With regard to valid orders. Anglicans might indeed believe that a valid ordination is necessary for the Eucharist (I can’t make a blanket statement that all of them believe it, or that all divisions within Anglicanism believe in it). However, this I can state without any hesitation. Because Anglicans believe that they do have valid orders, when the fact is that they do not have valid orders (and this is the infallible teaching of the Church), that is an indication that their understanding of validity is flawed. It is simply not enough to declare a* belief in the word *“validity”–one must also *believe in the facts *necessary for validity.
If a person believes that an invalidly ordained “priest” is validly ordained, then such a person does not in-fact believe in the necessity of a valid ordination becuase such a person believes that an invalid ordination is an acceptable substitute for a valid one.

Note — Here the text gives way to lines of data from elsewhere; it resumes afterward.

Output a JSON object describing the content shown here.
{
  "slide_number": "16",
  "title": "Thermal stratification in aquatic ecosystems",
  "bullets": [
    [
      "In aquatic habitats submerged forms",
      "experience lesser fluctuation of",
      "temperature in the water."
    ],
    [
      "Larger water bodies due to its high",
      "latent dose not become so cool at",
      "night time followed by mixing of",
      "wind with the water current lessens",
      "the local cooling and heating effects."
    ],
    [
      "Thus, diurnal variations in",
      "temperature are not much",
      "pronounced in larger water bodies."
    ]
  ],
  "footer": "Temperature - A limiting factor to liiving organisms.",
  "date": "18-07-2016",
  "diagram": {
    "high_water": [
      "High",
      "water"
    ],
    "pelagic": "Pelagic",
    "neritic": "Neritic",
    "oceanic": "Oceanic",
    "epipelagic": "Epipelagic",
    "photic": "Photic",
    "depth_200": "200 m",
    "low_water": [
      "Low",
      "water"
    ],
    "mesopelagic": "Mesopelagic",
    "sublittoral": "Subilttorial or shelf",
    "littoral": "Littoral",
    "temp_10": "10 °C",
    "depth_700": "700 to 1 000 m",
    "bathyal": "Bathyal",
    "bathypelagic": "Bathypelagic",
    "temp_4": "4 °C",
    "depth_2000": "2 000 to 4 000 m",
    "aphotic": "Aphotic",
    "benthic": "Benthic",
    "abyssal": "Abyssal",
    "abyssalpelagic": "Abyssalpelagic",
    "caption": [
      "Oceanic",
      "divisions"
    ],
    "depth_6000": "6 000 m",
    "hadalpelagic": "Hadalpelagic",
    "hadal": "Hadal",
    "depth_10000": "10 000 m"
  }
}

Lest there be any confusion about the invalidity of Anglican Orders, here is what then-Cardinal Ratzinger had to say in October 1998:
- The Magisterium of the Church, however, teaches a doctrine to be believed as divinely revealed … or to be held definitively … with an act which is either defining or nondefining. In the case of a defining act, a truth is solemnly defined by an ex cathedra pronouncement by the Roman pontiff or by the action of an ecumenical council. In the case of a nondefining act, a doctrine is taught infallibly by the ordinary and universal Magisterium of the bishops dispersed throughout the world who are in communion with the successor of Peter. Such a doctrine can be confirmed or reaffirmed by the Roman pontiff, even without recourse to a solemn definition, by declaring explicitly that it belongs to the teaching of the ordinary and universal Magisterium, as a truth that is divinely revealed … or as a truth of Catholic doctrine… Consequently, when there has not been a judgment on a doctrine in the solemn form of a definition, but this doctrine, belonging to the inheritance of the depositum fidei, is taught by the ordinary and universal Magisterium,which necessarily includes the pope, such a doctrine is to be understood as having been set forth infallibly. The declaration of confirmation or reaffirmation by the Roman pontiff in this case is not a new dogmatic definition, but a formal attestation of a truth already possessed and infallibly transmitted by the Church.